Je tends son arme à Maxance.
— On va faire vite. Allez.
Une fois à l'intérieur de l'immeuble, contrairement à l'autre, tout est sans dessus dessous. Les meubles sont renversés, certains utilisés pour bloquer les issues et d'autre sont dans les escaliers comme s'ils avaient été jetés des étages supérieurs.
— Attention où vous mettez les pieds, les escaliers sont en verre.
— En verre ?
Comme pour s'auto-répondre, Ash se coince le pied dans une marche cassée au même moment.
— Ça sent le brûlé non ?
— Ça vient des cuisines et des sous-sols, ça a pris feu au moment de l'évacuation des lieux et il y a aussi eu des grenades jetées à l'intérieur pour éliminer les gens...
On atteint le dernier étage où les murs sont pour la plupart tous détruit et donnent accès comme l'autre bâtiment à des murs de fenêtres. On entre dans une pièce et chaque membre de l'Unité s'approche pour mieux voir la ville. De ce côté-là on peut voir ce qu'on a déjà vu de loin et le quartier vers lequel on loge. Sur la gauche on peut apercevoir le pont qui mène à Arlington.
— C'est quoi le bâtiment qui a l'air de tenir complètement debout là-bas ?
Ash montre un immeuble noir vers ce qui reste du quartier des affaires, le seul qui vient ternir le décor apocalyptique avec son aspect trop parfait, comme si on l'avait posé là juste après.
— C'est le Ritz, l'hôtel où Nolan s'était installé. Il est dans un matériau quasiment indestructible. On ne le voit pas d'ici, mais il est légèrement abimé de l'autre côté. Derrière il y a l'Université de Georgetown abandonnée où des Dégénérés sont aussi installés.
— Ils ont l'air nombreux. Comment le Bâtiment peut-il les laisser vivre leur vie comme ça sans craindre une rébellion de leur part vu qu'ils ont quand même l'air plutôt intelligent pour des mecs qui ne pensent qu'à tuer.
Machinalement on se tourne vers Maxance qui paraît soudain mal à l'aise.
— Me regardez pas comme ça. Ils n'ont rien voulu me dire sur les Dégénérés à part qu'ils ne les craignaient pas et qu'ils ne risquaient pas de s'approcher du Bâtiment. Ils ne les voient pas comme une menace.
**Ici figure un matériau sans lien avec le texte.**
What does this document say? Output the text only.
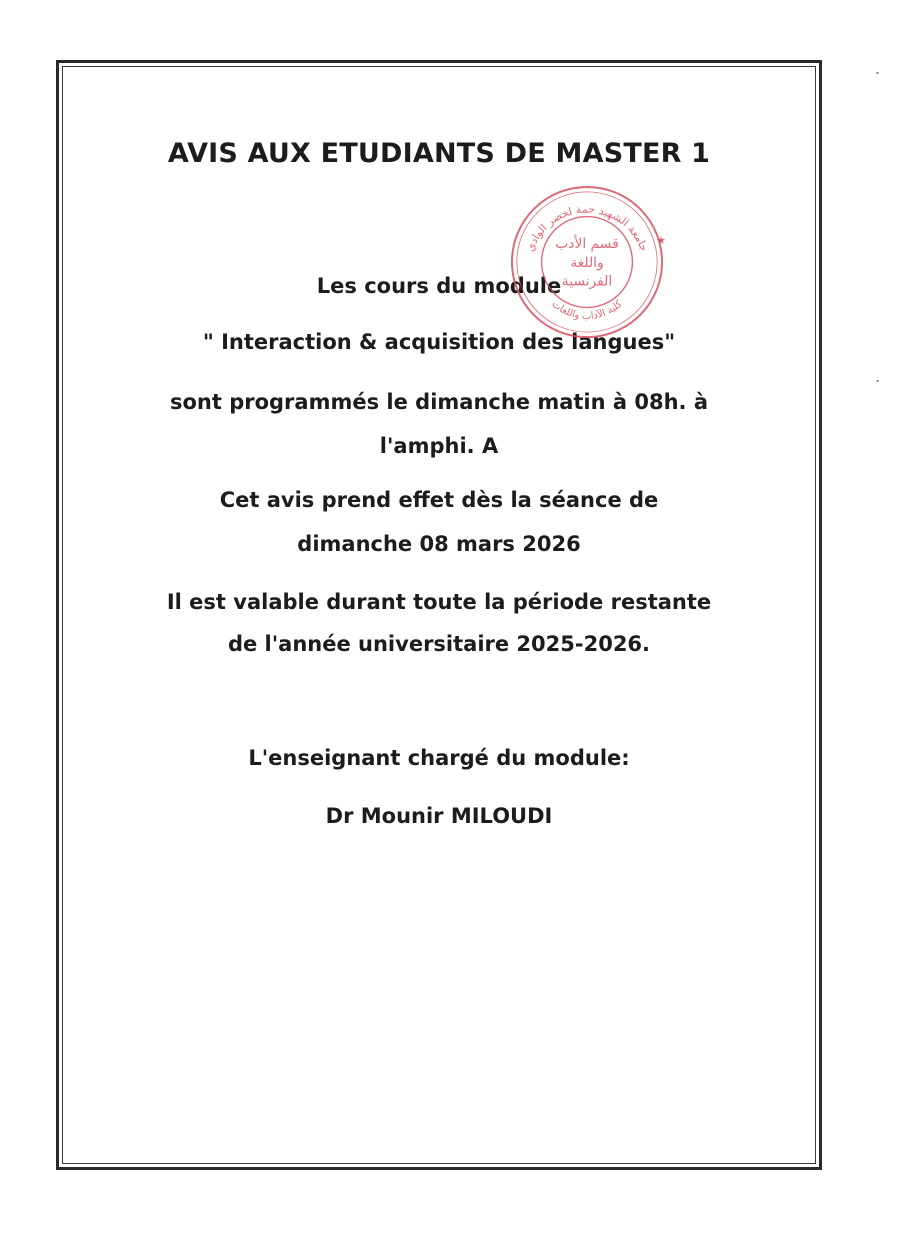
AVIS AUX ETUDIANTS DE MASTER 1
Les cours du module
" Interaction & acquisition des langues"
sont programmés le dimanche matin à 08h. à
l'amphi. A
Cet avis prend effet dès la séance de
dimanche 08 mars 2026
Il est valable durant toute la période restante
de l'année universitaire 2025-2026.
L'enseignant chargé du module:
Dr Mounir MILOUDI
جامعة الشهيد حمة لخضر الوادي
كلية الآداب واللغات
★
قسم الأدب
واللغة
الفرنسية
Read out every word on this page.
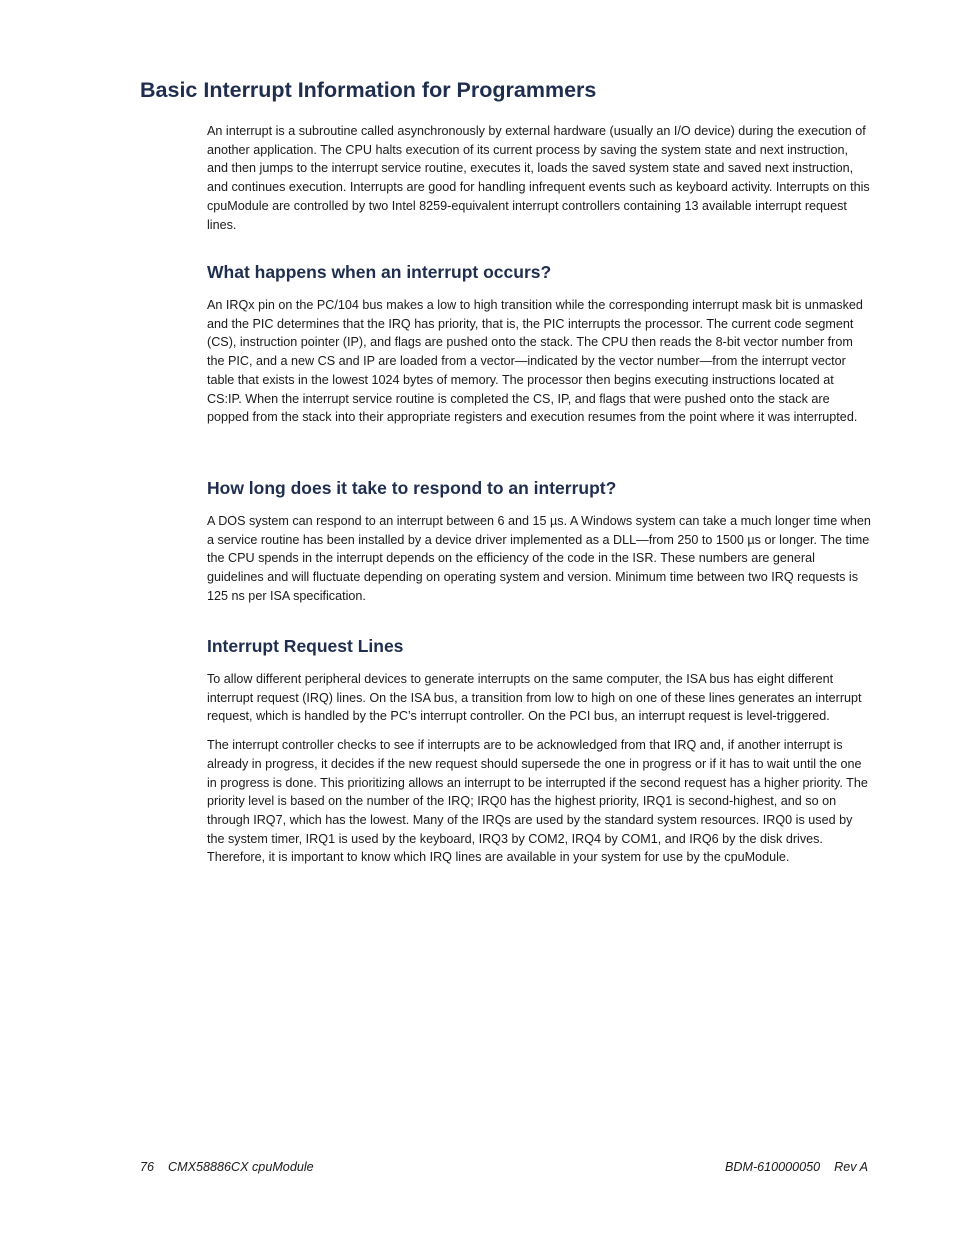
Basic Interrupt Information for Programmers

An interrupt is a subroutine called asynchronously by external hardware (usually an I/O device) during the execution of another application. The CPU halts execution of its current process by saving the system state and next instruction, and then jumps to the interrupt service routine, executes it, loads the saved system state and saved next instruction, and continues execution. Interrupts are good for handling infrequent events such as keyboard activity. Interrupts on this cpuModule are controlled by two Intel 8259-equivalent interrupt controllers containing 13 available interrupt request lines.

What happens when an interrupt occurs?

An IRQx pin on the PC/104 bus makes a low to high transition while the corresponding interrupt mask bit is unmasked and the PIC determines that the IRQ has priority, that is, the PIC interrupts the processor. The current code segment (CS), instruction pointer (IP), and flags are pushed onto the stack. The CPU then reads the 8-bit vector number from the PIC, and a new CS and IP are loaded from a vector—indicated by the vector number—from the interrupt vector table that exists in the lowest 1024 bytes of memory. The processor then begins executing instructions located at CS:IP. When the interrupt service routine is completed the CS, IP, and flags that were pushed onto the stack are popped from the stack into their appropriate registers and execution resumes from the point where it was interrupted.

How long does it take to respond to an interrupt?

A DOS system can respond to an interrupt between 6 and 15 µs. A Windows system can take a much longer time when a service routine has been installed by a device driver implemented as a DLL—from 250 to 1500 µs or longer. The time the CPU spends in the interrupt depends on the efficiency of the code in the ISR. These numbers are general guidelines and will fluctuate depending on operating system and version. Minimum time between two IRQ requests is 125 ns per ISA specification.

Interrupt Request Lines

To allow different peripheral devices to generate interrupts on the same computer, the ISA bus has eight different interrupt request (IRQ) lines. On the ISA bus, a transition from low to high on one of these lines generates an interrupt request, which is handled by the PC’s interrupt controller. On the PCI bus, an interrupt request is level-triggered.

The interrupt controller checks to see if interrupts are to be acknowledged from that IRQ and, if another interrupt is already in progress, it decides if the new request should supersede the one in progress or if it has to wait until the one in progress is done. This prioritizing allows an interrupt to be interrupted if the second request has a higher priority. The priority level is based on the number of the IRQ; IRQ0 has the highest priority, IRQ1 is second-highest, and so on through IRQ7, which has the lowest. Many of the IRQs are used by the standard system resources. IRQ0 is used by the system timer, IRQ1 is used by the keyboard, IRQ3 by COM2, IRQ4 by COM1, and IRQ6 by the disk drives. Therefore, it is important to know which IRQ lines are available in your system for use by the cpuModule.

76 CMX58886CX cpuModule	BDM-610000050 Rev A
— Ils ne les voient pas comme une menace mais ils font en sorte qu'on les élimine...
— Et ils ne savent pas non plus que certains de leurs bannis sont toujours... (Douze montre Demetri d'un vague geste avec son fusil) normaux ?
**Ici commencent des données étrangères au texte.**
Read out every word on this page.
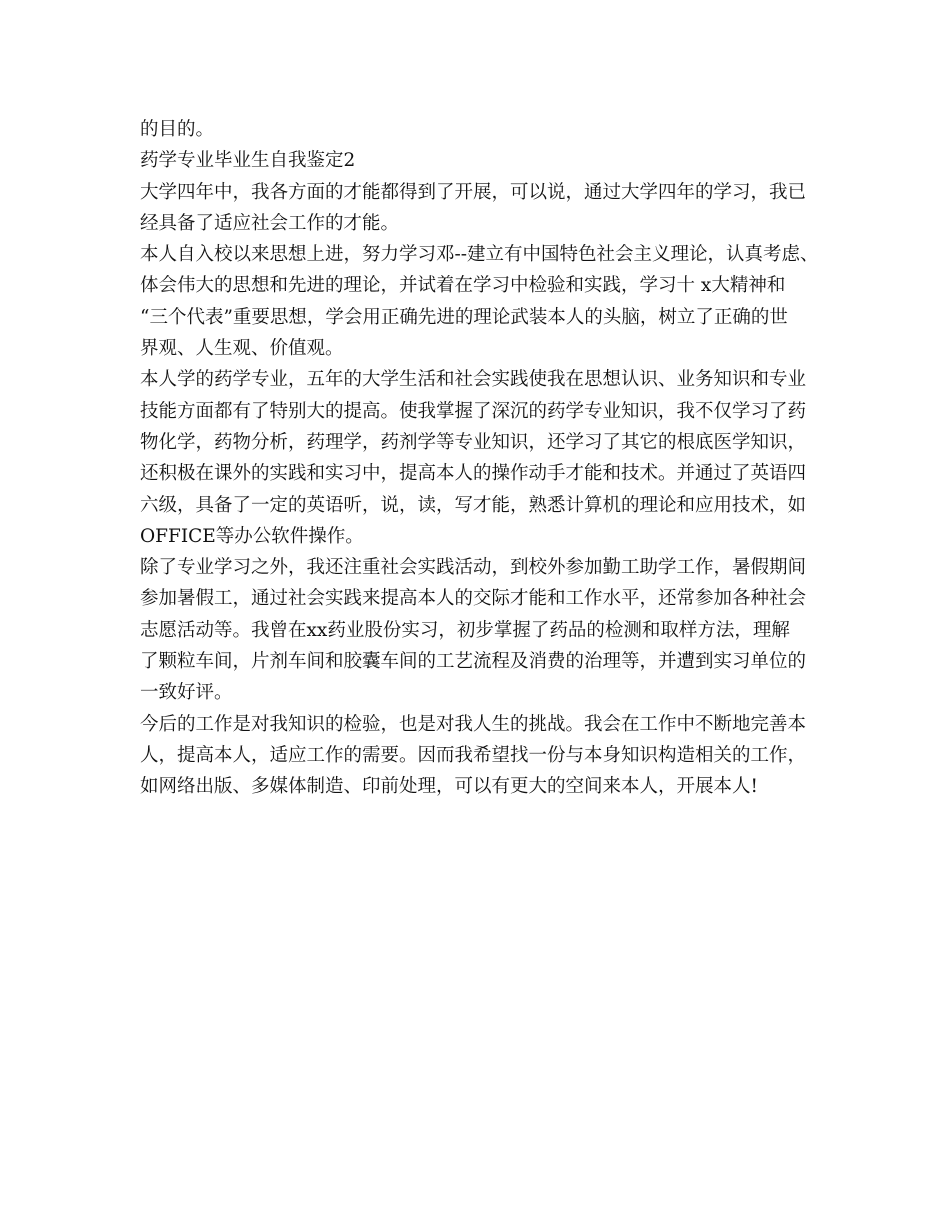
的目的。
药学专业毕业生自我鉴定2
大学四年中，我各方面的才能都得到了开展，可以说，通过大学四年的学习，我已
经具备了适应社会工作的才能。
本人自入校以来思想上进，努力学习邓--建立有中国特色社会主义理论，认真考虑、
体会伟大的思想和先进的理论，并试着在学习中检验和实践，学习十 x大精神和
“三个代表”重要思想，学会用正确先进的理论武装本人的头脑，树立了正确的世
界观、人生观、价值观。
本人学的药学专业，五年的大学生活和社会实践使我在思想认识、业务知识和专业
技能方面都有了特别大的提高。使我掌握了深沉的药学专业知识，我不仅学习了药
物化学，药物分析，药理学，药剂学等专业知识，还学习了其它的根底医学知识，
还积极在课外的实践和实习中，提高本人的操作动手才能和技术。并通过了英语四
六级，具备了一定的英语听，说，读，写才能，熟悉计算机的理论和应用技术，如
OFFICE等办公软件操作。
除了专业学习之外，我还注重社会实践活动，到校外参加勤工助学工作，暑假期间
参加暑假工，通过社会实践来提高本人的交际才能和工作水平，还常参加各种社会
志愿活动等。我曾在xx药业股份实习，初步掌握了药品的检测和取样方法，理解
了颗粒车间，片剂车间和胶囊车间的工艺流程及消费的治理等，并遭到实习单位的
一致好评。
今后的工作是对我知识的检验，也是对我人生的挑战。我会在工作中不断地完善本
人，提高本人，适应工作的需要。因而我希望找一份与本身知识构造相关的工作，
如网络出版、多媒体制造、印前处理，可以有更大的空间来本人，开展本人!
— Jusqu'ici on en connait que deux et ils ont été bannis sans raison apparente de danger ou autres critères qui l'aurait justifié.
— C'est quand même bizarre. S'ils ont réussi à venir jusqu'à Washington, qui sait s'il n'y en a peut-être pas un peu partout dans le pays.
— On n'est pas le seul Bâtiment. S'ils ont tous les mêmes pratiques, ce qui me paraît fort probable, ceux qui sont là ne sont pas les seuls.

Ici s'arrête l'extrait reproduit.